# Doggy Treats



## janeymoore (Aug 21, 2014)

Hi All 
I'm just wondering if you all have any advice on the best treats to train (florence) Floss. She's 8 and half weeks and was told my the pet shop people that there are very few things she can have at this age and have to wait until she is 3 months.
I'm looking for little tiny treats so we can start simple training like sit, fetch etc.
Thanks in advance for your help.
Jane and Floss


----------



## 2ndhandgal (Aug 29, 2011)

Lots of pups are very happy to work for bits of their normal food so I mostly used that at home to get Chance started.

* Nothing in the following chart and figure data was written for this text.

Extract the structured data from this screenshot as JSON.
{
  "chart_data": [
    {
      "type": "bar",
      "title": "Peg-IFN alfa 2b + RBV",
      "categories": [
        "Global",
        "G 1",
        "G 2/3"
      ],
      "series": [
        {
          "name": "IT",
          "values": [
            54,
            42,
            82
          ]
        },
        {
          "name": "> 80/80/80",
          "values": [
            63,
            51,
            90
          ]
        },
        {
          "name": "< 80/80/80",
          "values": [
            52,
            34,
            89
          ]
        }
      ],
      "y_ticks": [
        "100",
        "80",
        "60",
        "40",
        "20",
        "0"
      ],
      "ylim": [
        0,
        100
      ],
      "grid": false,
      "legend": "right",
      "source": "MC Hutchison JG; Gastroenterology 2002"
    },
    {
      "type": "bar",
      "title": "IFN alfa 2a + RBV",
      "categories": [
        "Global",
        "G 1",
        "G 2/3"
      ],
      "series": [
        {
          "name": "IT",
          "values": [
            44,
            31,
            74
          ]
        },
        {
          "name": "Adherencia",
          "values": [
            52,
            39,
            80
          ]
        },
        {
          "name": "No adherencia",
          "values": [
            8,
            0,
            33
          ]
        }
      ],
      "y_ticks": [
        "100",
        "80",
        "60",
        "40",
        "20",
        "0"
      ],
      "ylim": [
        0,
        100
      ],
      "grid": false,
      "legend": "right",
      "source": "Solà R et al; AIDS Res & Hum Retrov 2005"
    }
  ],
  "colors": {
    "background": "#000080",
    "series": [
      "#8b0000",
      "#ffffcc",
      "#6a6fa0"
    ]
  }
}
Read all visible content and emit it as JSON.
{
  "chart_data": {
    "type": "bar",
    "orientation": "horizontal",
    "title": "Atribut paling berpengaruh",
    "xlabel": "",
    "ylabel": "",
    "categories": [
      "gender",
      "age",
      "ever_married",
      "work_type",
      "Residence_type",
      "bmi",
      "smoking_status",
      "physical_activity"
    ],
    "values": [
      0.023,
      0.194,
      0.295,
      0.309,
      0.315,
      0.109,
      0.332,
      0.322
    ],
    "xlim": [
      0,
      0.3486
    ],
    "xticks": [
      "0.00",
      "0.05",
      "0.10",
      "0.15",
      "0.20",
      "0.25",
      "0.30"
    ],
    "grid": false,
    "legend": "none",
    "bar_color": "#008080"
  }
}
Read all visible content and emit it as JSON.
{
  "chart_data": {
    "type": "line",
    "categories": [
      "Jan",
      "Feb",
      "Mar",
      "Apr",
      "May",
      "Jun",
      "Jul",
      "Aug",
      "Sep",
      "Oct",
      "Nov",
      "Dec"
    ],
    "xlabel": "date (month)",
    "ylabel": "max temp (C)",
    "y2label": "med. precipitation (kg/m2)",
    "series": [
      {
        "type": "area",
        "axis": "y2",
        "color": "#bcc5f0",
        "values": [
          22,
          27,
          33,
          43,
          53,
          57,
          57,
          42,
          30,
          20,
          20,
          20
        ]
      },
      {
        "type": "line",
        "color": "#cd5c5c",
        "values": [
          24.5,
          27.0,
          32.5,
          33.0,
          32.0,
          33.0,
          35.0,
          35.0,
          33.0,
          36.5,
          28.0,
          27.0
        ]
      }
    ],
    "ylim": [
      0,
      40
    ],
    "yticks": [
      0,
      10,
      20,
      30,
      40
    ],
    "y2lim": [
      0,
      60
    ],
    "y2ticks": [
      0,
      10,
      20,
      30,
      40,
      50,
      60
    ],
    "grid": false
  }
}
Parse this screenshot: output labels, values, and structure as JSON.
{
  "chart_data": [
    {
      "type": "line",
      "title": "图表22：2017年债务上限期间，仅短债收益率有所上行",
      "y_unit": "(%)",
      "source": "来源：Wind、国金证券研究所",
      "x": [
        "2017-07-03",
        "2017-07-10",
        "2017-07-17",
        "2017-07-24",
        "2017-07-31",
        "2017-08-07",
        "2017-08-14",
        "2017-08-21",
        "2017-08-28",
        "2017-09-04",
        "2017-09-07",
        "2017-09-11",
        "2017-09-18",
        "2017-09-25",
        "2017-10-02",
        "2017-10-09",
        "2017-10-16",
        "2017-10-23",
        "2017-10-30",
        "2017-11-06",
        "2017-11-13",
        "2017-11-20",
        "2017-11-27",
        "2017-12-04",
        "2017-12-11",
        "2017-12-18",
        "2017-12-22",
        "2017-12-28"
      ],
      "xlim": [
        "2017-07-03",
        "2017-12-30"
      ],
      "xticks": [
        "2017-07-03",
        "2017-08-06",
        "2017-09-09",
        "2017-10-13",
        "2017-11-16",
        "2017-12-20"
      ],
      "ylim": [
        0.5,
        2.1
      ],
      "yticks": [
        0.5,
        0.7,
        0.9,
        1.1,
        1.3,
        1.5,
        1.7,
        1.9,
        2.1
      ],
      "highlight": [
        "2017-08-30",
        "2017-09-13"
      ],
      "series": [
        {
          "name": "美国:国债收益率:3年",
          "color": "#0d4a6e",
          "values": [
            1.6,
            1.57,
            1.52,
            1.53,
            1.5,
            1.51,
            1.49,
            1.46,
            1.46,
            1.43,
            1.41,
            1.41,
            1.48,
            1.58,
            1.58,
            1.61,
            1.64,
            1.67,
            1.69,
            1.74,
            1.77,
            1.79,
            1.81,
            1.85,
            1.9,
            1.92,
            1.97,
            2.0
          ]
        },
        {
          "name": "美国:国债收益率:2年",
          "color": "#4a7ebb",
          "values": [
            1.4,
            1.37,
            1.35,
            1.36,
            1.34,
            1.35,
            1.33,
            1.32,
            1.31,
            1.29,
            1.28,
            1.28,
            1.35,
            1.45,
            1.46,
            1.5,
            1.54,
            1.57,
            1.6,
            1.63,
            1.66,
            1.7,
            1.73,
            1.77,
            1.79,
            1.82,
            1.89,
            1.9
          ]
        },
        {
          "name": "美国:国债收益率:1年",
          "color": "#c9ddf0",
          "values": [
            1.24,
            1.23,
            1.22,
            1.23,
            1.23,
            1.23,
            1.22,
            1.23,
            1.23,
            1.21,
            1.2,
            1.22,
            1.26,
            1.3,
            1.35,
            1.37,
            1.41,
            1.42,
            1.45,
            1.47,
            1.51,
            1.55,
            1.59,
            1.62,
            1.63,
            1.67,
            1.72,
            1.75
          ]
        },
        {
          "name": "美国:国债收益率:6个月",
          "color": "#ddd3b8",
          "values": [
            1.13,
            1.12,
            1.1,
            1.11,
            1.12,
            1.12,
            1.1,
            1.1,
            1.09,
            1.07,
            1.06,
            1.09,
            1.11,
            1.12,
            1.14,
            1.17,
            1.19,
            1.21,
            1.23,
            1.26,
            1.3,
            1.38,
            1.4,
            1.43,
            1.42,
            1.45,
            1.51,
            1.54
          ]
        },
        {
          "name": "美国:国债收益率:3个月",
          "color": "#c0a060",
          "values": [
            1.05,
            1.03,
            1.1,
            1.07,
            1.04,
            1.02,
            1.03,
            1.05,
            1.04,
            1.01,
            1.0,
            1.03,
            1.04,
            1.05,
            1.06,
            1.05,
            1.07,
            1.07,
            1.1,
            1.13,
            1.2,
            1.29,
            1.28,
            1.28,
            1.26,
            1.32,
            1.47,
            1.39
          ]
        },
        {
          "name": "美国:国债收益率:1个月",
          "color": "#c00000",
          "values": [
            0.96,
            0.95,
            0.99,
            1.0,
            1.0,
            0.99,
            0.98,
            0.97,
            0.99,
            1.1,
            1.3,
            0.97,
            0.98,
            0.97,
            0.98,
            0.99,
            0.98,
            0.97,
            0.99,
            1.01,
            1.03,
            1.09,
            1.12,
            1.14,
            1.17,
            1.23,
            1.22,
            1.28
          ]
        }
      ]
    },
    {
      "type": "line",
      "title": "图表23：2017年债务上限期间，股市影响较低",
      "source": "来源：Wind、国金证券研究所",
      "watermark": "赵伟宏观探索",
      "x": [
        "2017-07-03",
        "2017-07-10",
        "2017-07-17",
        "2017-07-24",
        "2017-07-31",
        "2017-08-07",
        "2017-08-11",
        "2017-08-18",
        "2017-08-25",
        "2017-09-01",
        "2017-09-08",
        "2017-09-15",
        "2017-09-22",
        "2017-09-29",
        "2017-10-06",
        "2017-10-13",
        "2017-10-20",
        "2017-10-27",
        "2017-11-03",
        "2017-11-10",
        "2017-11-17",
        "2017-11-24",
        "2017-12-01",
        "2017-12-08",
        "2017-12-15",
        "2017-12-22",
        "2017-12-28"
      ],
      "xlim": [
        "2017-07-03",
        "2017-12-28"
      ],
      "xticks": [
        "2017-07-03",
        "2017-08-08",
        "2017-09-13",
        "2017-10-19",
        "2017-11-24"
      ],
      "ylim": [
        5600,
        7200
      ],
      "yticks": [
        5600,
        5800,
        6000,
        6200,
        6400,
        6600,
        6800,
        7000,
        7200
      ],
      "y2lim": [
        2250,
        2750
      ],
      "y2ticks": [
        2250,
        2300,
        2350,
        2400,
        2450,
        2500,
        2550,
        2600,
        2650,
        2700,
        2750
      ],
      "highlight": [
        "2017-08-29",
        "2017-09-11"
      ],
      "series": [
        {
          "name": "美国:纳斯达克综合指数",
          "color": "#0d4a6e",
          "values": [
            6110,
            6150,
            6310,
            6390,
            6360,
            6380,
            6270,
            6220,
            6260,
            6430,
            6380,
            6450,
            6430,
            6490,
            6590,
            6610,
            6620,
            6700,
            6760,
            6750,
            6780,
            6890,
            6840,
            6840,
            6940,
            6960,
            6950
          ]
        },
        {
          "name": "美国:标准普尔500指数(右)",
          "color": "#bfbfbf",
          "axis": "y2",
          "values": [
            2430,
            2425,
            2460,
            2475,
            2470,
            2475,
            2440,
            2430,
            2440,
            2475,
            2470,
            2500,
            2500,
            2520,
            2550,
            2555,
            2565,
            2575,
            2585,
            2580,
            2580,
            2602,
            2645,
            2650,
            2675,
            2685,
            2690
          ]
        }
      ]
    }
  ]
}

If not then tiny bits of chicken breast meat are usually well tolerated by most pups and you only need tiny bits for treats so should not overload her tummy.


----------



## Marzi (Sep 17, 2012)

When you measure out her daily allowance of kibble - put some in a little pot and keep for training rewards. Little bits of apple some pups like too - but the best thing for them is you and your happiness.
Good luck and have lots of fun with Floss


----------



## RuthMill (Jun 30, 2012)

Little bits of apple or kibble worked well at that age for us as already mentioned, and praise too. Get that tail wagging!


----------



## Peanut (Dec 1, 2013)

Tiny bits of cheese and also tiny bits of frankfurters. 
They love them.


----------



## fairlie (Sep 7, 2013)

Our trainer had us use tiny bits of frankfurters too but only at the very begining to teach and lure into the primary positions. Once taught then we replaced food treats with natural consequences. Sit means "please" so the natural consequence becomes the treat....his dinner, a walk, to be let off lead, to meet a dog, or new person, a toy, a game, to cross the road and so on....If you only use treats to train you'll get a dog who only listens when treats are on the menu.


----------